SHiNe: Semantic Hierarchy Nexus for Open-vocabulary Object Detection
Mingxuan Liu, Tyler L. Hayes, Elisa Ricci, Gabriela Csurka, Riccardo Volpi
TL;DR
The paper addresses the sensitivity of open-vocabulary object detectors to vocabulary granularity. It introduces SHiNe, a training-free Semantic Hierarchy Nexus that offline constructs a hierarchy-aware classifier by retrieving super-/sub-categories, encoding them into Is-A sentences, and fusing their embeddings into a nexus vector for each class, enabling detections via $s_m(c,\mathbf{z}_m)=\langle \mathbf{n}_c, \mathbf{z}_m\rangle$ with $O(c)$ complexity. SHiNe demonstrates robust improvements across diverse granularities on iNatLoc and FSOD (up to +31.9 mAP50) and extends to ImageNet-1k open-vocabulary classification with gains up to +2.8% accuracy, while maintaining inference speed comparable to baseline detectors. The approach works with ground-truth hierarchies or LLM-generated hierarchies, making it broadly applicable to real-world, safety-critical scenarios, and its code is open-source for easy integration with existing OvOD systems.
Abstract
Open-vocabulary object detection (OvOD) has transformed detection into a language-guided task, empowering users to freely define their class vocabularies of interest during inference. However, our initial investigation indicates that existing OvOD detectors exhibit significant variability when dealing with vocabularies across various semantic granularities, posing a concern for real-world deployment. To this end, we introduce Semantic Hierarchy Nexus (SHiNe), a novel classifier that uses semantic knowledge from class hierarchies. It runs offline in three steps: i) it retrieves relevant super-/sub-categories from a hierarchy for each target class; ii) it integrates these categories into hierarchy-aware sentences; iii) it fuses these sentence embeddings to generate the nexus classifier vector.

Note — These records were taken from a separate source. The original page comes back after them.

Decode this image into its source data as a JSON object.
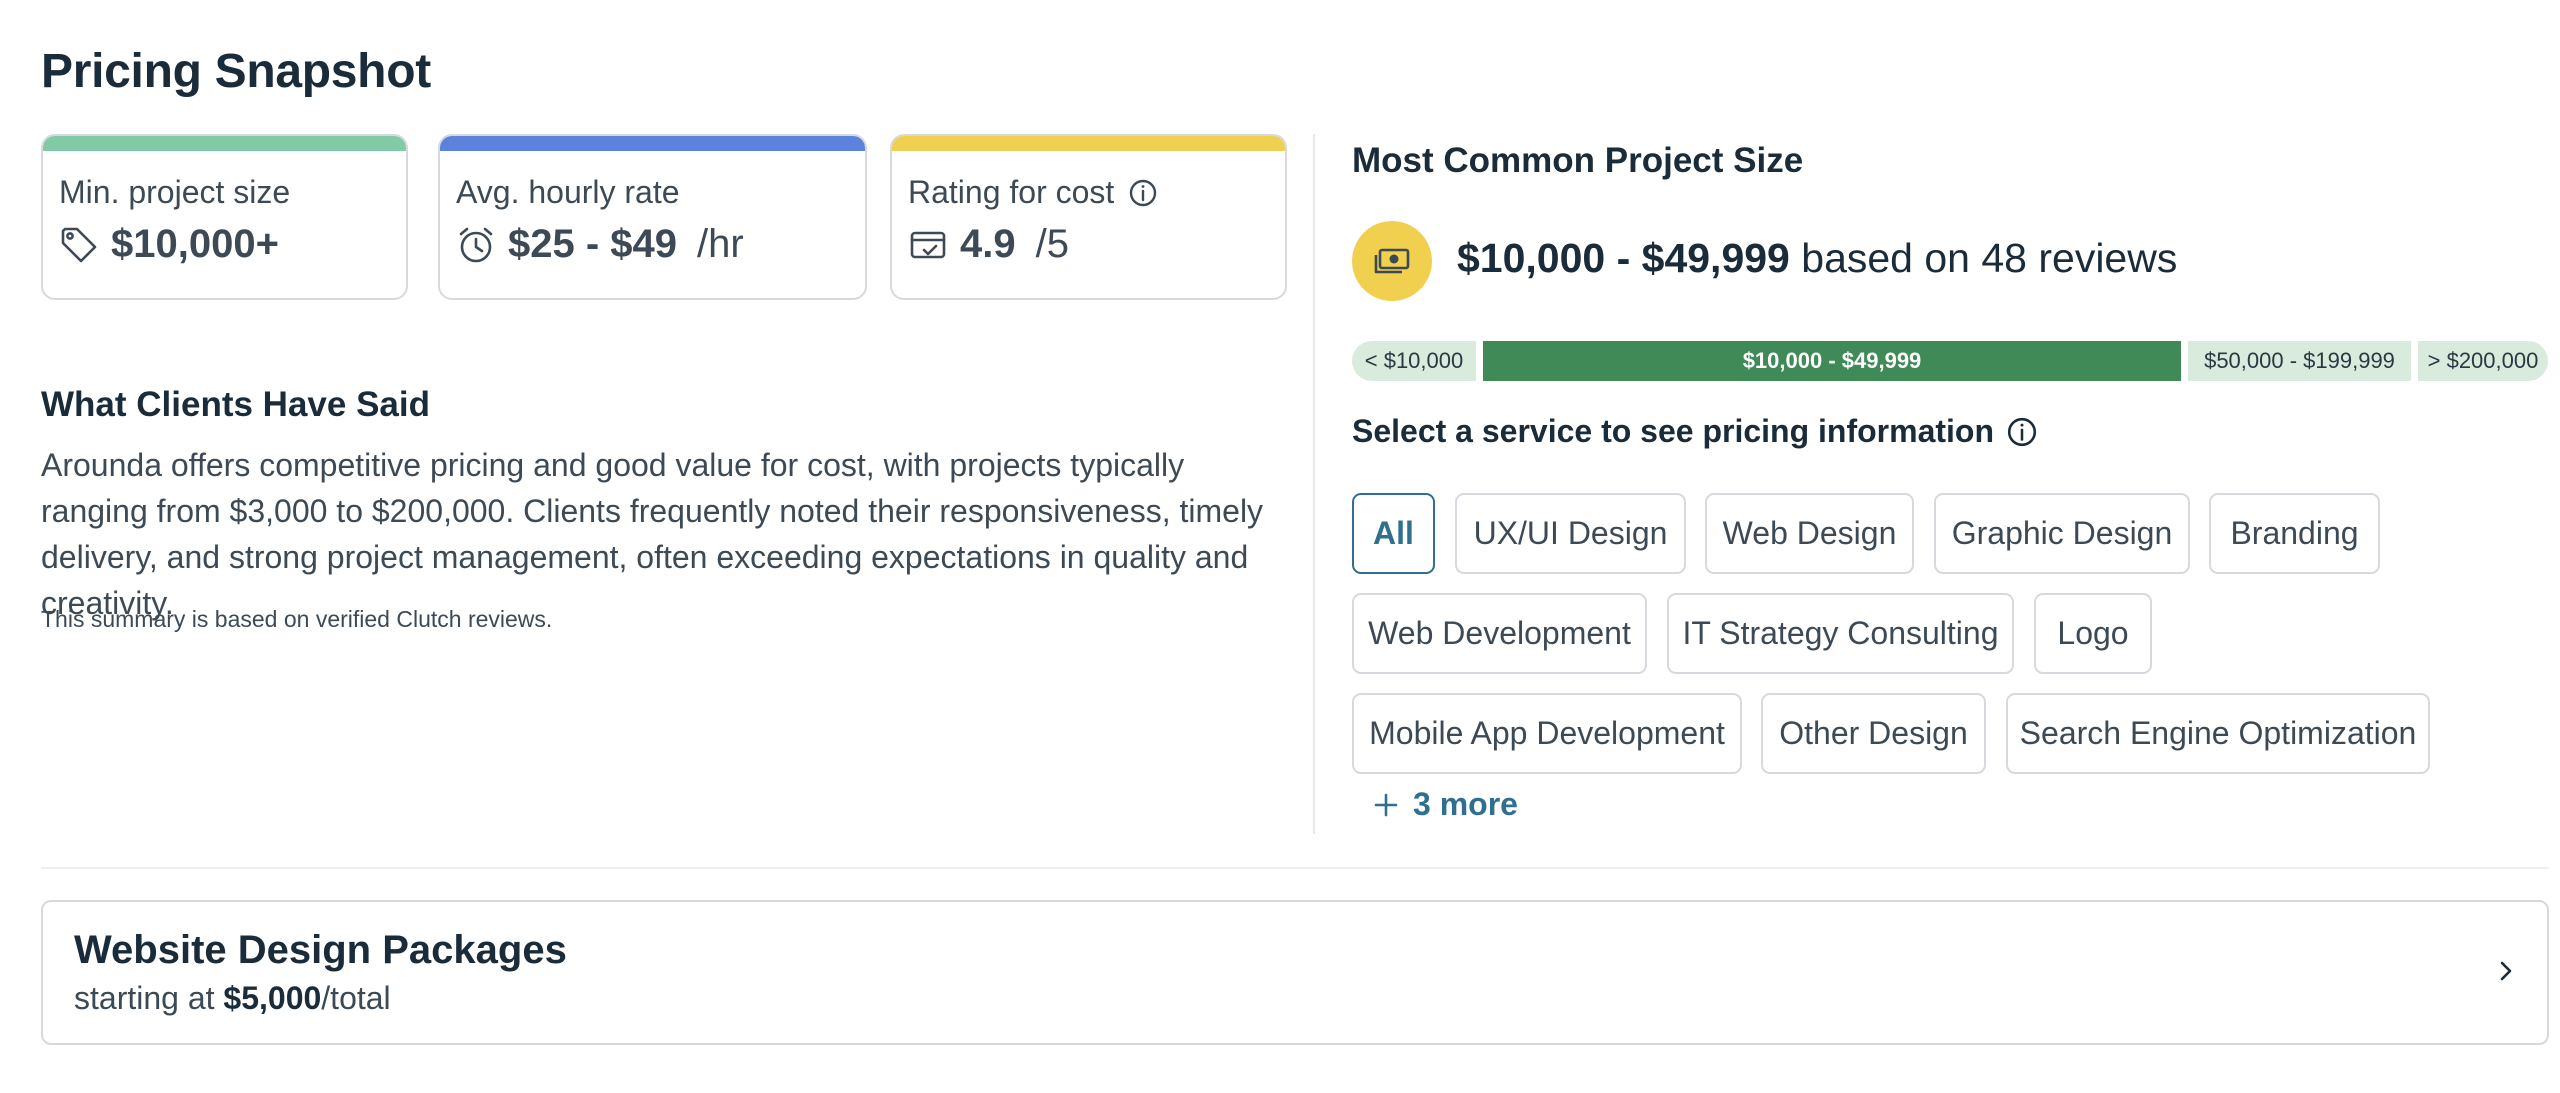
{
  "page_title": "Pricing Snapshot",
  "stats": [
    {
      "label": "Min. project size",
      "value": "$10,000+",
      "suffix": "",
      "icon": "tag-icon",
      "accent": "#82c9a5"
    },
    {
      "label": "Avg. hourly rate",
      "value": "$25 - $49",
      "suffix": "/hr",
      "icon": "alarm-clock-icon",
      "accent": "#5b82dc"
    },
    {
      "label": "Rating for cost",
      "value": "4.9",
      "suffix": "/5",
      "icon": "wallet-check-icon",
      "accent": "#f0d050",
      "info_icon": "info-icon"
    }
  ],
  "clients": {
    "title": "What Clients Have Said",
    "text": "Arounda offers competitive pricing and good value for cost, with projects typically ranging from $3,000 to $200,000. Clients frequently noted their responsiveness, timely delivery, and strong project management, often exceeding expectations in quality and creativity.",
    "note": "This summary is based on verified Clutch reviews."
  },
  "project_size": {
    "title": "Most Common Project Size",
    "range": "$10,000 - $49,999",
    "suffix": "based on 48 reviews",
    "icon": "money-icon",
    "badge_color": "#f2d04f",
    "segments": [
      {
        "label": "< $10,000",
        "active": false
      },
      {
        "label": "$10,000 - $49,999",
        "active": true
      },
      {
        "label": "$50,000 - $199,999",
        "active": false
      },
      {
        "label": "> $200,000",
        "active": false
      }
    ],
    "active_color": "#3f8a57",
    "inactive_color": "#d9ebdc"
  },
  "services": {
    "label": "Select a service to see pricing information",
    "chips": [
      "All",
      "UX/UI Design",
      "Web Design",
      "Graphic Design",
      "Branding",
      "Web Development",
      "IT Strategy Consulting",
      "Logo",
      "Mobile App Development",
      "Other Design",
      "Search Engine Optimization"
    ],
    "selected": "All",
    "more": "3 more"
  },
  "package": {
    "title": "Website Design Packages",
    "sub_prefix": "starting at",
    "price": "$5,000",
    "sub_suffix": "/total"
  }
}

Our evaluation on various detection benchmarks demonstrates that SHiNe enhances robustness across diverse vocabulary granularities, achieving up to +31.9% mAP50 with ground truth hierarchies, while retaining improvements using hierarchies generated by large language models. Moreover, when applied to open-vocabulary classification on ImageNet-1k, SHiNe improves the CLIP zero-shot baseline by +2.8% accuracy. SHiNe is training-free and can be seamlessly integrated with any off-the-shelf OvOD detector, without incurring additional computational overhead during inference. The code is open source.